Simon Stevens has already had a hand in the way GPs work today. He was a former special adviser to Prime Minister Tony Blair and an architect of the Government’s agenda for primary care through the ‘NHS Plan’ published in 2000.

After his stint at Number 10, he became a very influential man in US healthcare as executive vice president of UnitedHealth Group, the largest health provider there.

He told Pulse, when UnitedHealth was planning to make a major move running GP surgeries in the UK that practices had nothing to fear from private companies and that he supported the current GP contract.

He said: ‘The GP contract is, despite its detractors, a good contract structure and if we had more of those incentives across the board, better things would result.’ The company subsequently pulled out of providing primary care, instead focussing on providing commissioning support.
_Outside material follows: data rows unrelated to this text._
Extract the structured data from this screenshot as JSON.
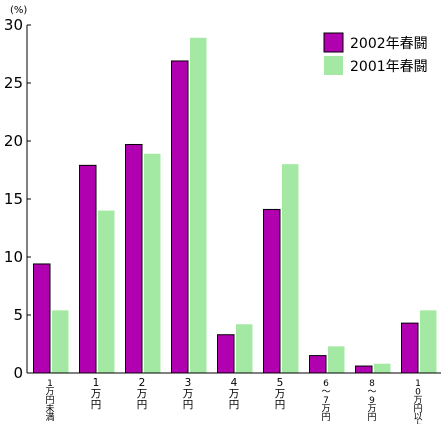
{
  "chart_data": {
    "type": "bar",
    "unit_label": "(%)",
    "ylim": [
      0,
      30
    ],
    "yticks": [
      "0",
      "5",
      "10",
      "15",
      "20",
      "25",
      "30"
    ],
    "categories": [
      "1万円未満",
      "1万円",
      "2万円",
      "3万円",
      "4万円",
      "5万円",
      "6〜7万円",
      "8〜9万円",
      "10万円以上"
    ],
    "series": [
      {
        "name": "2002年春闘",
        "color": "#b000b0",
        "values": [
          9.4,
          17.9,
          19.7,
          26.9,
          3.3,
          14.1,
          1.5,
          0.6,
          4.3
        ]
      },
      {
        "name": "2001年春闘",
        "color": "#a3e8a3",
        "values": [
          5.4,
          14.0,
          18.9,
          28.9,
          4.2,
          18.0,
          2.3,
          0.8,
          5.4
        ]
      }
    ],
    "legend_position": "top-right",
    "grid": false
  }
}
But he has been critical of GPs. He told Health Policy Insight in an interview in 2011 that CCGs needed to ‘get serious’ about improving the quality of primary care, but admitted this was a huge ask as GP committment was needed to ensure commissioning worked well.

He is also president of UnitedHealth’s Global Health division and chairman of the UnitedHealth Center for Health Reform. According to his official biography, his responsibilities include ‘leading UnitedHealth’s strategy for national health reform, ensuring its businesses are positioned for changes in the market and regulatory environment’.

He has twenty years leadership experience in healthcare policy and management and was educated at the University of Oxford. He was a visiting professor of health policy at the London School of Economics, and serves on the boards of a number of leading non-profit healthcare organisations in New York, Minnesota and London.

He currently lives in Minneapolis with his wife and two children.